There is also additional cause for concern based on research demonstrating that the pathogenic potential of PCV2 to cause an AIDS-like disease in pigs is unleashed when there is simultaneous vaccine-induced immune system activation.
In light of this research, the current recommendation to administer PCV2-contaminated rotavirus vaccine along with five other vaccines—hepatitis B (HepB), diphtheria-tetanus-acellular pertussis (DTaP), Haemophilus influenzaetype b (Hib), pneumococcal conjugate (PCV) and inactivated poliovirus (IPV)—represents a high-risk scenario for disease in humans.
If the contamination had been discovered prior to licensure of the rotavirus vaccines, FDA would not have licensed the vaccines—why should it be any different now?
At a 2010 meeting convened by FDA to discuss the PCV contamination, a GSK executive went so far as to concede that “evolving technologies can lead to new findings that were not known at the time of licensure.”
Nonetheless, the GSK researchers expressed little worry, having framed the presence of the PCV DNA in their vaccine as a simple “manufacturing quality issue” rather than a safety risk. GSK even put a positive spin on the matter, suggesting that the PCV investigation “could serve as a model for risk assessment in the event of new technologies identifying adventitious agents in the manufacturing of other vaccines.”
Are unforeseen outcomes inevitable?
Shortly after the GSK discovery, FDA recommended that physicians temporarily suspend use of Rotarix and switch to RotaTeq, but when Merck’s vaccine was found to contain similar contaminants, FDA reversed course and allowed continued use of both. Instead of calling for new safety studies and completing a new risk-benefit analysis (taking into consideration that mortality from rotavirus disease in the U.S. is very low), the FDA once again reassured the public that the benefits of rotavirus vaccination outweighed any “hypothetical” health risks of PCV contamination.
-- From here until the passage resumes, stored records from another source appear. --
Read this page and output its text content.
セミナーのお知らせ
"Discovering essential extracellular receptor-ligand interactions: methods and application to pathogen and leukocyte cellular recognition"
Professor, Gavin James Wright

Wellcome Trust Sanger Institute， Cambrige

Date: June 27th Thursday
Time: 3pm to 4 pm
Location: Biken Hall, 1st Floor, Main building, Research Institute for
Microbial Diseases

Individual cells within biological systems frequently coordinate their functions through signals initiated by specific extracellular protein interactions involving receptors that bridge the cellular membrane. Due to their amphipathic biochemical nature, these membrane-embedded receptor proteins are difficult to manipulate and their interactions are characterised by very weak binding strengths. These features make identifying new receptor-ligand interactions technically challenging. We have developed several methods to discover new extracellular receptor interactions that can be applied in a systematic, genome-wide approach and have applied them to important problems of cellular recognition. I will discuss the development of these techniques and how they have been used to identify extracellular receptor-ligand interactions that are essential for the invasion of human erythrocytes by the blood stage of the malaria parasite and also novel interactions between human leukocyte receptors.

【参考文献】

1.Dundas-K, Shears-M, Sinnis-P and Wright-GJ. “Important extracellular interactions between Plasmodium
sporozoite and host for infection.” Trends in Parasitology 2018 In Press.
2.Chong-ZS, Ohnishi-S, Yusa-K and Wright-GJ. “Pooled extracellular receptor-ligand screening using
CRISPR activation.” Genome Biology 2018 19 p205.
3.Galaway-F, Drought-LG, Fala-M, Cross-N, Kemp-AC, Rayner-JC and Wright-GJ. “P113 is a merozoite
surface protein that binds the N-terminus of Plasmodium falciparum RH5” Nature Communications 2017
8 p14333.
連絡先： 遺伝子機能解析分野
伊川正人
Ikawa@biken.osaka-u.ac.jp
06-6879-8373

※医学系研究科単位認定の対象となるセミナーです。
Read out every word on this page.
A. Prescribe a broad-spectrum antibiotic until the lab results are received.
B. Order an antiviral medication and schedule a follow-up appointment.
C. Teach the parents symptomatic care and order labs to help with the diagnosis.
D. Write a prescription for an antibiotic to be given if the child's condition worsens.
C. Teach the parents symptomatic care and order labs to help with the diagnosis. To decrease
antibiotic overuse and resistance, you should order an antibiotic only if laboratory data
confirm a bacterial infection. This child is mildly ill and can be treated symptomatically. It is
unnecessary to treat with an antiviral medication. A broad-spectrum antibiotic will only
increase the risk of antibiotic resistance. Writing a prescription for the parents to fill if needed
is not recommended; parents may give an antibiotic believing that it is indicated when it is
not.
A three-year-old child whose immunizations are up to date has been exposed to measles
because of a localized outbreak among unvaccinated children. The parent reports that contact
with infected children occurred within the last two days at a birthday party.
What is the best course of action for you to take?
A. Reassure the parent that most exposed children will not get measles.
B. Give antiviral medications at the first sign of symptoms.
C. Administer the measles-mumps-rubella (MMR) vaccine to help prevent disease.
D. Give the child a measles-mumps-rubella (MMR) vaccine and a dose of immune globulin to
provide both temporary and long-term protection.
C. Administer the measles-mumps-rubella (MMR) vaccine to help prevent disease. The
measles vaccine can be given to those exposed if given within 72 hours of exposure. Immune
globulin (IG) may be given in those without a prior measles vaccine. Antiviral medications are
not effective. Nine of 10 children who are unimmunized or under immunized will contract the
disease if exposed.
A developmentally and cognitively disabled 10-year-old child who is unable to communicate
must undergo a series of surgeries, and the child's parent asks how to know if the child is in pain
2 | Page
Can the assertion that the benefits outweigh the risks be taken at face value? Consider the history of the oral polio vaccine, which has used seed stocks contaminated with multiple strains of simian virus 40 (SV40) for over four decades. SV40 has been detected in the brains of deceased cancer patients who received the oral polio vaccine, and a 2002 Institute of Medicine report cited strong biological evidence that SV40 can transform normal cells into malignant cells. Whether the porcine circovirus contamination that afflicts the two current—and highly engineered—rotavirus vaccines will turn out to have insidious long-term health effects remains an unanswered question. Nonetheless, history indicates that we should not be surprised when novel and difficult-to-control vaccine technologies generate unforeseen outcomes.